Поезда, медленные и тряские, где трудно повернуться среди сидящих и лежащих, а по проходу пробирается молодой хрипящий и трясущийся нищий, из розового обрубка руки торчит белая кость. («Только бы не теплушка!» – говорила бабушка.) Бесконечно-гулкий мост над серой ширью за окном, это Обь. По вагону ходит мятая газетная вырезка, два мелких столбца стихов с картинкой сверху, и пожилой сосед серьезно передает ее шестилетнему мне. Это «Жди меня», и запоминаются непонятные «желтые дожди».

Забайкалье: складки холмов, щетинящихся хвоями, окаменелые глиняные колеи и колдобины на дороге, бревенчатые избы по сторонам, в одной живем мы. Это называется Шахтама́, ударение на последнем слоге. Мерзлые стекла, в раскрытую дверь входит пар, а потом человек в ватнике. «Товарищ…» – обращается к нему заискивающе мать. «Я гражданин, а не товарищ», – поправляет он.

Конторская комната набита народом, светло от заоконного снега и лилово от махорочного дыма. Мать наклоняется ко мне: «По радио будет Сталин, сейчас ты услышишь его голос», – и голос сквозь треск, спокойный и со странным выговором. Это ноябрь 1941-го. Через месяц, ночью (я уже в постели) из‐за беленой перегородки доносится едва слышимое радио: «Освобожден Можайск», – и я облегченно вздыхаю в подушку: о Можайске взрослые тревожно говорили каждый день.

Опять поезд и холмистые скаты за окном, бурые лбы скал под вздыбленными елками и соснами – Урал; и я у окна ловлю в них декорации сцен бесконечной сказки, которую я сочиняю, засыпая.

Тесная комната, дотемна разгороженная шкафами, – это Свердловск; белый квадратный фасад ввысь – это под Свердловском Асбест; до неба – горы мелких сухих камней, пересыпающихся под ногами, по ним лезешь-лезешь вверх, а все ни с места, – это отвалы шахт, это под Асбестом поселок Изумруды. (Правда изумруды: соседкина дочь показывает мне камешек с блестящей зеленой крупинкой, найденный там, в отвале.) Сперва низкий барак, почти пустая комната, кровать поперек, бурьян за окном; потом – единственное в поселке двухэтажное здание, внизу контора (там машинисткой работает моя мать), перед домом на солнце чертежные доски с листами, где калька превращается в синьку. В жилой комнате бочка с черной водой, воду носят ведрами. Отломи на стене кусок штукатурки – под ним казарменно-ровными рядами коричневые спины ждущих своей ночи клопов.
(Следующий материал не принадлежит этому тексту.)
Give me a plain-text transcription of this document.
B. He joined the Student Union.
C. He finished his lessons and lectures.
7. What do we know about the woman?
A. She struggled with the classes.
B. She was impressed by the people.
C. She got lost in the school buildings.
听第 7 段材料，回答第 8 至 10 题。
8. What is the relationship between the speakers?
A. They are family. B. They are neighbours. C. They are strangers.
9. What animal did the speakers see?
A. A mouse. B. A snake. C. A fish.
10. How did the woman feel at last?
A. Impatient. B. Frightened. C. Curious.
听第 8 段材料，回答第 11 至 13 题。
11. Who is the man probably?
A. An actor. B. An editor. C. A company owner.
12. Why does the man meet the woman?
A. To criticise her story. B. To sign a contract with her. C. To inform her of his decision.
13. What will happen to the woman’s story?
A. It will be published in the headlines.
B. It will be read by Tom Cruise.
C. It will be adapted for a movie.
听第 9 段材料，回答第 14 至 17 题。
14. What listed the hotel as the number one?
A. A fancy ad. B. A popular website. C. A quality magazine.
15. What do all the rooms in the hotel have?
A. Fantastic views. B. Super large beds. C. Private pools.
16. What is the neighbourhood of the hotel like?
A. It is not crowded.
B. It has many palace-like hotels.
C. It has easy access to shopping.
За углом двухэтажки – желтая глиняная яма среди мокрой густо-зеленой травы. Стоя у стены, я разминаю тугой комок глины и вдруг впервые понимаю, что этот комок – одно, а цвет его – другое, а тугое ощущение в пальцах – третье. Этот момент понимания запомнился тревогой на всю жизнь. Глина была желтая и резалась перочинным ножом.

Самое частое слово в разговорах – Сталинград. «Так немцы взяли Сталинград?» – «Нет, они воюют и воюют в городе». Когда началось победное наступление, учредили новые мундиры с погонами, фотографии их были напечатаны на непривычных к тому газетных листах. (А в учебнике русского языка еще писалось: «суффикс -ьё вороньё, офицерьё».) Это было уже зимой, и слепящий снег был так тверд, что из него можно было не лепить, а высекать.
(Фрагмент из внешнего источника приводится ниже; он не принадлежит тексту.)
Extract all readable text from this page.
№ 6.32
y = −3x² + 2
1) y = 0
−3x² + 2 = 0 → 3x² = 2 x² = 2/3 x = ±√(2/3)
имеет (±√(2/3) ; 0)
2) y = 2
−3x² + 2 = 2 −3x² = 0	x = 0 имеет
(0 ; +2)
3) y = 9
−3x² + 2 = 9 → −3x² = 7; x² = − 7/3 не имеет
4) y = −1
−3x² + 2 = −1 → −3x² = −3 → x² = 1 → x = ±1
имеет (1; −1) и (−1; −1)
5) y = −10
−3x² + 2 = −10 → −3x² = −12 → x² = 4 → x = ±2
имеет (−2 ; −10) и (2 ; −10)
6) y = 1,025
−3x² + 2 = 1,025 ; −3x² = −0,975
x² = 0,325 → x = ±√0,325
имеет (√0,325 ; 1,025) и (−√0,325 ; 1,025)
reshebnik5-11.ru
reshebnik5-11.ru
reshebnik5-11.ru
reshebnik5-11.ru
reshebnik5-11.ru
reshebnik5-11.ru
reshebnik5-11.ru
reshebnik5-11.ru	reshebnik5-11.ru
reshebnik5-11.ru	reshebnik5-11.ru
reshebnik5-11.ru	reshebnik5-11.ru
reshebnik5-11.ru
Я был тихий, местные в насмешку спрашивали в Забайкалье: «Ты девчонка или парнишка?»; на Урале: «Ты девка или парень?» Соседка по бараку, тяжелая и твердая, сказала матери: «Он у вас все фразы до конца договаривает».

 

ШКОЛА

До войны в школу шли с восьми лет, в войну стали идти с семи. В первом классе я не учился, а когда возвратились из эвакуации в Москву, пошел сразу во второй: непривычный среди привычных.

Школа обдала шквалом многоголовья, многоголосья, людоворота по трем этажам – в вихрях пыли, исполосованной рыжим солнцем сквозь тусклые стекла. Было тесно и бедно. Потертые куртки, заплатанные локти, осунувшиеся лица, хваткие глаза: все разные, и все на одно лицо. Все движенья быстрые, все слова непонятные, все порядки неизвестные. Все мои ответы невпопад, а за это бьют. Бьют по правилам, и этих правил они всегда знают больше, чем я. Штукатурка сыплется с отсырелых стен на пол, и когда падаешь, то видишь, какой он грязный и затоптанный.
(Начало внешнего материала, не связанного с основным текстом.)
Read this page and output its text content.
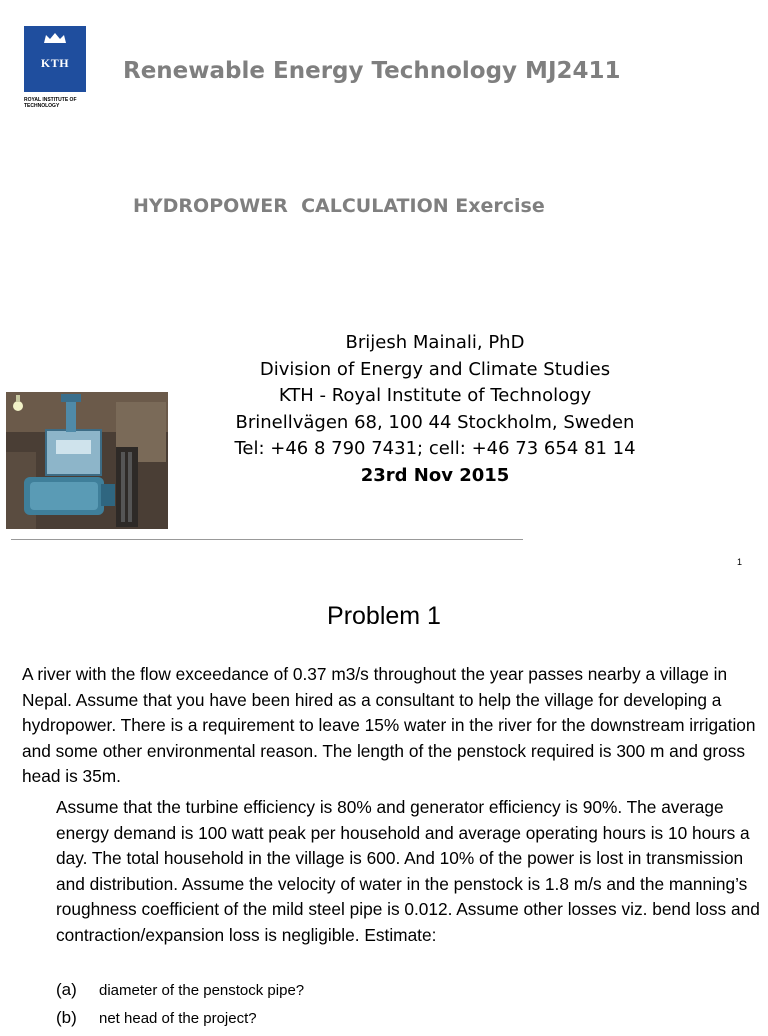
KTH
ROYAL INSTITUTE OF TECHNOLOGY
Renewable Energy Technology MJ2411
HYDROPOWER  CALCULATION Exercise
Brijesh Mainali, PhD
Division of Energy and Climate Studies
KTH - Royal Institute of Technology
Brinellvägen 68, 100 44 Stockholm, Sweden
Tel: +46 8 790 7431; cell: +46 73 654 81 14
23rd Nov 2015
1
Problem 1
A river with the flow exceedance of 0.37 m3/s throughout the year passes nearby a village in Nepal. Assume that you have been hired as a consultant to help the village for developing a hydropower. There is a requirement to leave 15% water in the river for the downstream irrigation and some other environmental reason. The length of the penstock required is 300 m and gross head is 35m.
Assume that the turbine efficiency is 80% and generator efficiency is 90%. The average energy demand is 100 watt peak per household and average operating hours is 10 hours a day. The total household in the village is 600. And 10% of the power is lost in transmission and distribution. Assume the velocity of water in the penstock is 1.8 m/s and the manning’s roughness coefficient of the mild steel pipe is 0.012. Assume other losses viz. bend loss and contraction/expansion loss is negligible. Estimate:
(a)	diameter of the penstock pipe?
(b)	net head of the project?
Между переменами были уроки. Сидели по трое на двухместных партах, крашенных черным по изрезанному дереву; в дырке – одна на троих жестяная чернильница с лиловатой водицей. Впереди – серая от старости, исцарапанная доска, на которой почти не виден бледный мел. Накануне на фронте взяли четыре города, их названия нужно было записать в тетрадку. Я пишу: Ельня, Глухов, Севск, Рыльск – так радиоголос перечислял их в приказе. На меня посмотрели странно: на доске они были названы в другом порядке. Оказалось, что я близорук: все видят доску, а я не вижу. Через месяц я стал носить очки: «Очкарик! четырехглазый!» На перемену нужно было их снимать: собьют.

Потом хаос теснящихся лиц стал рассыпаться на роли: мрачный силач, вертлявый крикун, забияка, блатной, увалень, шут. Когда через год перевелся в другую школу, я увидел вокруг те же маски, и между ними было уже легче найти себе место.

Я бреду из школы по слякотному переулку, меня нагоняют ражие и зычные старшеклассники. Один уже заносит руку меня ударить. Другой говорит: «Не тронь, я его знаю, он хороший парень: вот я ему скажу, и он у меня наземь сядет, – а ну сядь!» Я подсовываю под себя в грязь облупленный портфель и сажусь на него, думая только об одном: как бы он не сказал: «Чего жульничаешь? не на портфель, а на тротуар!» – а на тротуаре липкая, черная грязь. Но нет, сегодня он не злой, и парни, хохоча, проходят мимо.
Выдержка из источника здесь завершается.